La prensa del país galo, que también se pone en primera línea para criticar al seleccionador, se hace eco de estos estallidos internos que se plasman en peticiones para que se juegue con un esquema más ofensivo, en un país que lleva 360 minutos sin lograr un tanto en un Mundial.
La presión creciente había llevado a Domenech a trabajar a puerta cerrada, pero dos periódicos franceses lograron espiar y revelar información, lo que terminó por acentuar la crisis entre ambas partes.
"Les había dicho que no tenía intención de andar con secretos. Para tener una exclusiva, ir a espiarnos en un entrenamiento a puerta cerrada que nos sirve para preparar un encuentro me parece desolador, para con nosotros y para con los franceses", dijo irritado el cuestionado técnico.

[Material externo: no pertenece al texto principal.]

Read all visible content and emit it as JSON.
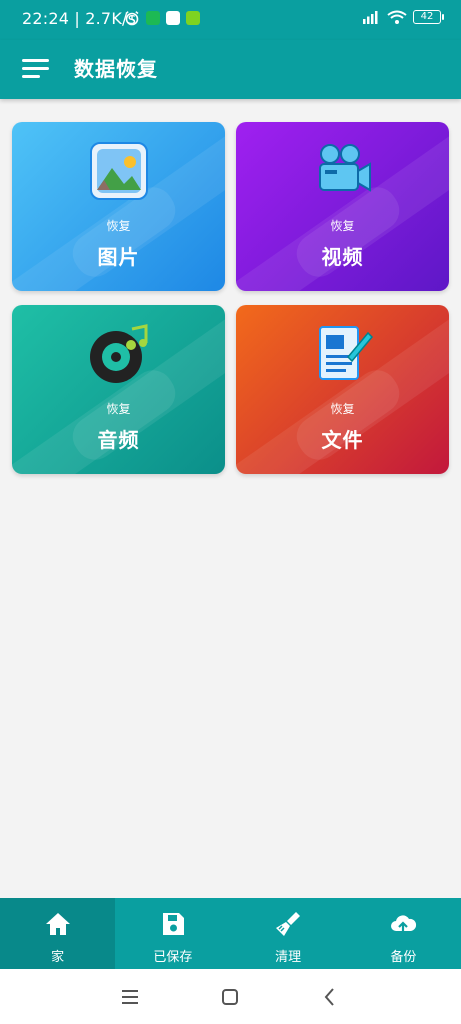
{
  "status_bar": {
    "time": "22:24 | 2.7K/s",
    "battery": "42"
  },
  "app_bar": {
    "title": "数据恢复"
  },
  "cards": [
    {
      "sub": "恢复",
      "title": "图片",
      "icon": "image-icon",
      "colors": [
        "#4fc3f7",
        "#1e88e5"
      ]
    },
    {
      "sub": "恢复",
      "title": "视频",
      "icon": "video-camera-icon",
      "colors": [
        "#a020f0",
        "#5e17c7"
      ]
    },
    {
      "sub": "恢复",
      "title": "音频",
      "icon": "music-disc-icon",
      "colors": [
        "#1fbfa6",
        "#0b8f8a"
      ]
    },
    {
      "sub": "恢复",
      "title": "文件",
      "icon": "document-icon",
      "colors": [
        "#f26a1b",
        "#c2183c"
      ]
    }
  ],
  "bottom_nav": [
    {
      "label": "家",
      "icon": "home-icon",
      "active": true
    },
    {
      "label": "已保存",
      "icon": "save-icon",
      "active": false
    },
    {
      "label": "清理",
      "icon": "broom-icon",
      "active": false
    },
    {
      "label": "备份",
      "icon": "cloud-upload-icon",
      "active": false
    }
  ],
  "colors": {
    "primary": "#0a9fa0",
    "primary_dark": "#08898a",
    "background": "#f3f3f3"
  }
}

La inclusión en el once titular de frank Ribéry (foto), un jugador de la nueva camada francesa, dejó a Francia conun solo atacante y a David Trezeguet en el banco. "Cuando se cuenta con delanteros como los que tiene Francia, hay que atacar, ¡sin reflexionar!", afirmó el delantero de la Juventus de Turín.
Con este panorama pesada, durante esta un Zidane que siempre prefirió mostrarse como líder en las tinieblas, pareció dar una especie de 'golepe de estado' en el vestuario y encarar el tema de frente ante un hombre con el que prefiere mantenerse distante, Raymond Domenech.
Desde su regreso a los 'Bleus', Zidane nunca pronuncia el nombre de Domenech en conferencia de prensa, no lo saluda cuando vuelve al banquillo y manifiesta sus divergencias, al decir que prefería jugar con dos delanteros.
Examen duro para los franceses ante Corea, un partido vital para no repetir la gran decepción que supuso caer en primer ronda en el Mundial-2002, torneo en el que los surcoreanos llegaron a las semifinales.